Sur les quatre familles, nous avons pu en rencontrer trois. La famille S. est la première à nous ouvrir les portes de son appartement. Irma, 26 ans, vit seule avec sa mère de 58 ans. Les parents ont emménagé en novembre 1985. Dans le logement, des cartons jonchent le sol. Le père, retraité âgé de 66 ans, vit au Mali depuis 2016, les autres membres de la fratrie ont quitté le domicile. Les deux femmes se retrouvent donc seules pour affronter ce départ prématuré. « Personne n’est venu pour l’instant, ni police, ni huissier, affirme Irma, très anxieuse. L’expulsion devait avoir lieu ce vendredi à 15 heures mais nous avons demandé un délai supplémentaire qui nous a été accordé. L’expulsion doit donc se faire lundi 21 à 16h. On devra rendre les clés au commissariat central, rue Erik Satie ». Week-end et lundi férié obligent, nous n’avons pu nous entretenir ni avec le bailleur ni avec la préfecture malgré nos tentatives.

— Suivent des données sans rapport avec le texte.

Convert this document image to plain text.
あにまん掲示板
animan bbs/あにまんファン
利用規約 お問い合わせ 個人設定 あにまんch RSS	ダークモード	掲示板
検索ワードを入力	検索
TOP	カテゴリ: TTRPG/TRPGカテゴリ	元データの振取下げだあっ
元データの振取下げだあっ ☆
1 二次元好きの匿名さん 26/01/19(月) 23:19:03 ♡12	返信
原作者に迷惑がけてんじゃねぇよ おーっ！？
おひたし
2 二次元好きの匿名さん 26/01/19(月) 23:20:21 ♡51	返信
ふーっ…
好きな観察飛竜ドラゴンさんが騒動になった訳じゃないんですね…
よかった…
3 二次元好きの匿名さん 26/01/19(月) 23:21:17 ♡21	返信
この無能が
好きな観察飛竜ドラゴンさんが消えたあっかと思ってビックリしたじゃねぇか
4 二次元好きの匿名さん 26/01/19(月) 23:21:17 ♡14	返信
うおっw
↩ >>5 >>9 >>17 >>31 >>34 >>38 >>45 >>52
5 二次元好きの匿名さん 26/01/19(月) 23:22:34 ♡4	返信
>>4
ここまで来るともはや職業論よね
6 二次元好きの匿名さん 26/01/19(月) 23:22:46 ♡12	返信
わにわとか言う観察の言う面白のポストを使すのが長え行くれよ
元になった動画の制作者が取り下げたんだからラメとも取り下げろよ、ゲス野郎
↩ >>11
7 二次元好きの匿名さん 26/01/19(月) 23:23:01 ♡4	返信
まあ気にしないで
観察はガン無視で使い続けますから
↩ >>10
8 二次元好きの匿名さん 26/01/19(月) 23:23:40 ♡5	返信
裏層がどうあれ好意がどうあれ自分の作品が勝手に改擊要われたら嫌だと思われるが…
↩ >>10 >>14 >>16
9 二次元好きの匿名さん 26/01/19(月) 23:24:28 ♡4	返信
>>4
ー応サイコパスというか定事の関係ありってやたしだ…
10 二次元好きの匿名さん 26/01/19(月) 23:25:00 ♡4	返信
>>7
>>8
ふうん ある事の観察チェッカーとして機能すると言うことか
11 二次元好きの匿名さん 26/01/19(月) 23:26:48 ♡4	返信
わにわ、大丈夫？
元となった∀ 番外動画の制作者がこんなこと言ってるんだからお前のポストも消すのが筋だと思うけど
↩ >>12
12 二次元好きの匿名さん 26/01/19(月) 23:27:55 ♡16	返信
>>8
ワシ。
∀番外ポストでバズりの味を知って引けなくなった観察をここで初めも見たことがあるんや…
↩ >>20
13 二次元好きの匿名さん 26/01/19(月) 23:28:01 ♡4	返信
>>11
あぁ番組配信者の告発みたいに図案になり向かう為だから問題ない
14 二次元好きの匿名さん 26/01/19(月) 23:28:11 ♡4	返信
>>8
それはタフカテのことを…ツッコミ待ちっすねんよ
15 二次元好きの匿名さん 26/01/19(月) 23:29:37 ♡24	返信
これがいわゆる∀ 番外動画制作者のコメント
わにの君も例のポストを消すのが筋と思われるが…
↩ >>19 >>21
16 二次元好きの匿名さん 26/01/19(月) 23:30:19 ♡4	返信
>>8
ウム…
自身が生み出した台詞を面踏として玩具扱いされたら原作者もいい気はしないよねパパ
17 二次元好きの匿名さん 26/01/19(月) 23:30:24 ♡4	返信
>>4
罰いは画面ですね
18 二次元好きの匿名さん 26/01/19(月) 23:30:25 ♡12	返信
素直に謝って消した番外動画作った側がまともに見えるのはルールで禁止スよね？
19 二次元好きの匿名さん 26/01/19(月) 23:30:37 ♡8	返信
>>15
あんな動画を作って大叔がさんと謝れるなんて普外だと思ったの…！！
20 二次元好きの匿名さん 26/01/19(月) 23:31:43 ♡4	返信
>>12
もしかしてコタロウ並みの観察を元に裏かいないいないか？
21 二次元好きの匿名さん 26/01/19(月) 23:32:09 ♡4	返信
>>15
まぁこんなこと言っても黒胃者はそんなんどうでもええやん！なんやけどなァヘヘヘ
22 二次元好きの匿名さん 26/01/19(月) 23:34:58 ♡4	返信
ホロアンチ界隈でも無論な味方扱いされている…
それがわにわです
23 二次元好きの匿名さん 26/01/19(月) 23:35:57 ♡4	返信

L’histoire débute en juin 2014, année où une vaste opération de police est lancée dans la cité Pierre Reverdy pour démanteler le trafic de crack qui s’y exerçait. « Il y a eu une grosse perquisition dans le quartier, notamment chez nous où mon frère se trouvait à ce moment-là », raconte IrmaSelon un courrier du commissaire central du 19e arrondissement adressé au directeur de la division Nord de la RIVP le 21 septembre 2015 et que nous nous sommes procurés, 27 personnes ont été interpellées à la suite de cette opération. Dans cette missive, le cadre de la police explique que, depuis, « le trafic a cessé« . « En novembre 2015, mon frère a été condamné à sept mois de prison pour trafic de stupéfiants commis au sein de la résidence. Après ça, il est parti vivre ailleurs », précise Irma.

Perquisition et expulsion= « la double-peine »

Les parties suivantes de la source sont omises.